Smoke Alarms Save Lives
According to the National Fire Protection Association ( NFPA), three of every five home fire deaths in the United States result from fires in homes with no smoke alarms or no working smoke alarms. Almost 40 percent of the fire deaths that occur in the U.S. are in homes with no smoke alarms. NFPA recommends replacing smoke alarms after 10 years because that is typically the life expectancy of the devices. After 10 years, the sensors in smoke alarms can begin to lose their sensitivity.
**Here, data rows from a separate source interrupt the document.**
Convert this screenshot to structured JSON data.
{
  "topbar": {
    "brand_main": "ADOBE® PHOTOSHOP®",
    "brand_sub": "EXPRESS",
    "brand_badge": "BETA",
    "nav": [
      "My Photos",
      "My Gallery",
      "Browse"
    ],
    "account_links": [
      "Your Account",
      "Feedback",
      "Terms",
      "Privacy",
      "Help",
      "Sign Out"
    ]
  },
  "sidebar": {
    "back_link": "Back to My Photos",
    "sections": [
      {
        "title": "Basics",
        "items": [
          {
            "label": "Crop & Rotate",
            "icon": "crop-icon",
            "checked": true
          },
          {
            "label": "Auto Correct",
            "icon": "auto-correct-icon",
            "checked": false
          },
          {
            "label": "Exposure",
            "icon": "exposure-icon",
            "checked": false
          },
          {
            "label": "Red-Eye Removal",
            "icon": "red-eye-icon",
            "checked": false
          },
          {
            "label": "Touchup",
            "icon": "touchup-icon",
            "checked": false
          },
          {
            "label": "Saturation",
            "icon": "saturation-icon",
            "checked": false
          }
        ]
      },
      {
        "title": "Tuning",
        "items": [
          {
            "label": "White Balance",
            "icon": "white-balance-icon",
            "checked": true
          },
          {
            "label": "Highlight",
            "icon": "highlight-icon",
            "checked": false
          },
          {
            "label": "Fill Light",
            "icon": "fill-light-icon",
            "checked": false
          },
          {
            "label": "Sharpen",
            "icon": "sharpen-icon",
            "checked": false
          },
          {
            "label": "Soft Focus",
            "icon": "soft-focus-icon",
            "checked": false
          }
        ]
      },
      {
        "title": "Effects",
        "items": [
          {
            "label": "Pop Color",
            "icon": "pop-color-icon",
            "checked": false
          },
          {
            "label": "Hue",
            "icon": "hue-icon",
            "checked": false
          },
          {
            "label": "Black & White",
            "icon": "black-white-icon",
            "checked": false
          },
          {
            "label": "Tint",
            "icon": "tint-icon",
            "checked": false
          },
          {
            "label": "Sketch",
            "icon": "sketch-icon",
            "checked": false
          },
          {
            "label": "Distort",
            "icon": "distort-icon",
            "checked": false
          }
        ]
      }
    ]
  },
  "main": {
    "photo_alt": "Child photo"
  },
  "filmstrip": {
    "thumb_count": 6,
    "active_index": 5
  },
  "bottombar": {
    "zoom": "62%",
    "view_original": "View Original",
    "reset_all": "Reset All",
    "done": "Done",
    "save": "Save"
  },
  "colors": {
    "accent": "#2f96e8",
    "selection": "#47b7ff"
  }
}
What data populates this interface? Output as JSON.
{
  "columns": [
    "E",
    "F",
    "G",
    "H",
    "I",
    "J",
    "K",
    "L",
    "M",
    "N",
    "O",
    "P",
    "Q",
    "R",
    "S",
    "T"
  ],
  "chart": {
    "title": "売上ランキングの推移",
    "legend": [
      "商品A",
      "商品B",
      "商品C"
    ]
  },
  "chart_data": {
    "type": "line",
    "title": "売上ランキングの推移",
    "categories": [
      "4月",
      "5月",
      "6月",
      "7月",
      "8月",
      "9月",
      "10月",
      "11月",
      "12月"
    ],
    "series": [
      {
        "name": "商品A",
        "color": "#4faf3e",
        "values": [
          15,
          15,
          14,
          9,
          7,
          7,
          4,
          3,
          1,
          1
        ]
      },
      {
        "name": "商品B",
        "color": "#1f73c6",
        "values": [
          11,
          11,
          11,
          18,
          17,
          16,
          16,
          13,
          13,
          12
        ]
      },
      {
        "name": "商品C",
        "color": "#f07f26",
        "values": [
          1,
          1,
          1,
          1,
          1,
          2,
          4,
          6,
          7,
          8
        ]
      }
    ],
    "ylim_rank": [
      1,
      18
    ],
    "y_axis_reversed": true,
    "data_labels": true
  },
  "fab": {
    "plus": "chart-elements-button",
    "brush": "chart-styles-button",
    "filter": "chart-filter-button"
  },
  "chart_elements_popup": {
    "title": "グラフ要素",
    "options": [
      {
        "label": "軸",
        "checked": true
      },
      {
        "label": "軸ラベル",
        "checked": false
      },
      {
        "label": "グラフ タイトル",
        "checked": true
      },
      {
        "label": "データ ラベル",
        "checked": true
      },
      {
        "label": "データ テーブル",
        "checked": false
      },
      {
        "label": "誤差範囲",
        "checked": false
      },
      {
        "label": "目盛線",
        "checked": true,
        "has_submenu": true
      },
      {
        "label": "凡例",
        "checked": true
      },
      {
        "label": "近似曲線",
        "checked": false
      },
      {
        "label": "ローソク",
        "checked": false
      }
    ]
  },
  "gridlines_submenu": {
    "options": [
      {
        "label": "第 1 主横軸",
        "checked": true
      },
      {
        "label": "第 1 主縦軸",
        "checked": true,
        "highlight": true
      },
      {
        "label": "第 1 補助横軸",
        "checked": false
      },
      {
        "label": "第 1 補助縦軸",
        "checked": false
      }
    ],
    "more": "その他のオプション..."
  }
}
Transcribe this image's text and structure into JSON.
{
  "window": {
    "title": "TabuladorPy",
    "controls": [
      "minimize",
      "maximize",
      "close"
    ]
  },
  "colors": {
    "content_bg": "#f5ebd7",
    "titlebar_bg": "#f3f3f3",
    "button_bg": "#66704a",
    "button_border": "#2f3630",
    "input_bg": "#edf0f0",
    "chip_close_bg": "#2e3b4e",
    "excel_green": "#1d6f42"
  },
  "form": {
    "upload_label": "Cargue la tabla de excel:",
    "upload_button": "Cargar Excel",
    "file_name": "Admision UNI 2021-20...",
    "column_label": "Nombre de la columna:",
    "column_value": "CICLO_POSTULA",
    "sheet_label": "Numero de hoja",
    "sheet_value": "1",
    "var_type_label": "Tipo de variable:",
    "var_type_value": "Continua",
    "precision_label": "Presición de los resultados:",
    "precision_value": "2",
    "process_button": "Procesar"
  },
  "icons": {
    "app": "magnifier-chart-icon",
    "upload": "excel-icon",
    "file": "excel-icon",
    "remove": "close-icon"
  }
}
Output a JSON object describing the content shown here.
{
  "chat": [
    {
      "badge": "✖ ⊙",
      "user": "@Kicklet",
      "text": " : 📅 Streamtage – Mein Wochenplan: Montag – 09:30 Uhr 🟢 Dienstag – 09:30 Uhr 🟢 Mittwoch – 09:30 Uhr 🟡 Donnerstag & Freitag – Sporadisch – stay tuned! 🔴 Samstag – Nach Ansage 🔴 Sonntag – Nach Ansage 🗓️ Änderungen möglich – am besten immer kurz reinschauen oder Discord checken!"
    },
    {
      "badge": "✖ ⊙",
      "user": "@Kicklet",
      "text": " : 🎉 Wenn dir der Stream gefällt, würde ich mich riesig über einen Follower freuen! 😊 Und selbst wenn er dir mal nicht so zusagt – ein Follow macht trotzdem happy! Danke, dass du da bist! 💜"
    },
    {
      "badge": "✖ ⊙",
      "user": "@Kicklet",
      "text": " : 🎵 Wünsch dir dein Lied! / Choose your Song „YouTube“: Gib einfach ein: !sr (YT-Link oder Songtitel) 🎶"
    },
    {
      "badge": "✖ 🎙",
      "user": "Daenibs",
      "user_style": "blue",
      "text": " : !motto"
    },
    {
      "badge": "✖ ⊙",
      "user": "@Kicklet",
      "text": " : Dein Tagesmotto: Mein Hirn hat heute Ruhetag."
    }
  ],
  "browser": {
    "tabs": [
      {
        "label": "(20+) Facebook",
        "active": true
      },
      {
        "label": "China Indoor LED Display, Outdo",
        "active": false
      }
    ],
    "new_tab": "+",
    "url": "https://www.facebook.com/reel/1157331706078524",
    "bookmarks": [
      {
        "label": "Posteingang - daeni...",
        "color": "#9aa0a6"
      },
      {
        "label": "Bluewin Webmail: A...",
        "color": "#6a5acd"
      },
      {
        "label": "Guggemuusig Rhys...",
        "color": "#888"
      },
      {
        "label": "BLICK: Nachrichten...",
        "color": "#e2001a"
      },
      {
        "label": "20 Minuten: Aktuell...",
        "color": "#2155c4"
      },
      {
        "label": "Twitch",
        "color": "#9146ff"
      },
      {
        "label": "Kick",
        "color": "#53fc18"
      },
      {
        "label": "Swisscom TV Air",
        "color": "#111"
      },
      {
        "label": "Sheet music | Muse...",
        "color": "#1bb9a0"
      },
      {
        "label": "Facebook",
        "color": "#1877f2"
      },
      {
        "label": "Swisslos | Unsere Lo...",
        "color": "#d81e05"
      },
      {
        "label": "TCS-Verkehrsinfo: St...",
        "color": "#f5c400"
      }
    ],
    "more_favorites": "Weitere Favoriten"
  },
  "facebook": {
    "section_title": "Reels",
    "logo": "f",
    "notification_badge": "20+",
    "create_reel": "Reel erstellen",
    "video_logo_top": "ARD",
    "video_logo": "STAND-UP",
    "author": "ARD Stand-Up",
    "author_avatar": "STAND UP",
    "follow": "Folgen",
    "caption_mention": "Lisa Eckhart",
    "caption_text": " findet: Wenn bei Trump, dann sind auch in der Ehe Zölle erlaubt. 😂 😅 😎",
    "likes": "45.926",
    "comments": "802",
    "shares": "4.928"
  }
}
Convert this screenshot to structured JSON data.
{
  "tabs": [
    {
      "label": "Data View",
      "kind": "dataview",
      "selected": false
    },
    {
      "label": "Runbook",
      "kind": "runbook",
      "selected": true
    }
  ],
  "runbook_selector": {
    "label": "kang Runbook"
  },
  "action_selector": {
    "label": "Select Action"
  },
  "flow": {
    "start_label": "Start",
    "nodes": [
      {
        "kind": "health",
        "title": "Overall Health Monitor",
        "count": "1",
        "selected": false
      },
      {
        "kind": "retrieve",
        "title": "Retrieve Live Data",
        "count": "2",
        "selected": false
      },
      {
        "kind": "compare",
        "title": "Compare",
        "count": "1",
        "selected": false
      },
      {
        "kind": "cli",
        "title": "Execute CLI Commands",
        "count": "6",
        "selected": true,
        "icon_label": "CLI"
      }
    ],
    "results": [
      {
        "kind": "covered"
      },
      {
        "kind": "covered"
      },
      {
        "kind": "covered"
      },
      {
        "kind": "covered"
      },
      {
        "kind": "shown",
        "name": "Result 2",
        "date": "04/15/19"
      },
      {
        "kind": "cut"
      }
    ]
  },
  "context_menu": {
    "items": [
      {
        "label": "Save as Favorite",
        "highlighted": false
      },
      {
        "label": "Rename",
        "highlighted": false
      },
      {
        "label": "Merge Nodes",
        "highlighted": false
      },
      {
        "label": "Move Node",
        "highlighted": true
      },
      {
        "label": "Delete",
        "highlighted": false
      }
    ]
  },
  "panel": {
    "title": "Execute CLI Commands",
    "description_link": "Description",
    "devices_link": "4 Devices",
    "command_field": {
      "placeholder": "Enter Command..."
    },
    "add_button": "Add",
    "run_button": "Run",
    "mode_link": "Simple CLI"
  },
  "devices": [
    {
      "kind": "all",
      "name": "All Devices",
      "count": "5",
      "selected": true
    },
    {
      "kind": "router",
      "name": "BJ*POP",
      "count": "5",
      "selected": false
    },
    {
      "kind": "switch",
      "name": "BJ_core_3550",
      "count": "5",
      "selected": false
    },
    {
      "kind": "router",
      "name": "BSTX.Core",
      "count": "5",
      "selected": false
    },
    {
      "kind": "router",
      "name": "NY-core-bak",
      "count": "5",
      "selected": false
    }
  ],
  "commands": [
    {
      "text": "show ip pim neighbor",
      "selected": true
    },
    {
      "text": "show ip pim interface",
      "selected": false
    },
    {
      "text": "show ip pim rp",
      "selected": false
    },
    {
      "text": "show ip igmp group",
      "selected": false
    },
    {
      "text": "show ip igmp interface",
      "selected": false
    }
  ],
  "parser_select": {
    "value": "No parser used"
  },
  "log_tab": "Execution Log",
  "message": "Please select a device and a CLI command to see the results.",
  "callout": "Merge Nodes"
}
Additional Fire Alarm Tips from the NFPA
- Have working smoke alarms in each bedroom. You also need one outside each sleeping area. Install alarms on every level of the home. Mount alarms in the basement.
- Large homes may need extra smoke alarms.
- Test all smoke alarms once a month. Press the test button to be sure the alarms are working.
- It's best to use interconnected smoke alarms. When one smoke alarm sounds they all sound.
- There are two kinds of alarms. Ionization smoke alarms are quicker to warn about flaming fires. Photoelectric alarms are quicker to warn about smoldering fires. It's best to use both types of alarms in the home.
- A smoke alarm should be on the ceiling or high on a wall. Keep smoke alarms away from the kitchen to reduce false alarms. They should be at least 10 feet from the stove.
- People who are hard-of-hearing or deaf can use special alarms. These alarms have strobe lights and bed shakers.
- A smoke alarm’s age can be determined by looking on the back or side of the smoke alarm, where the date of manufacture can be found. Smoke alarms should be replaced 10 years from that date (not the date of purchase or installation).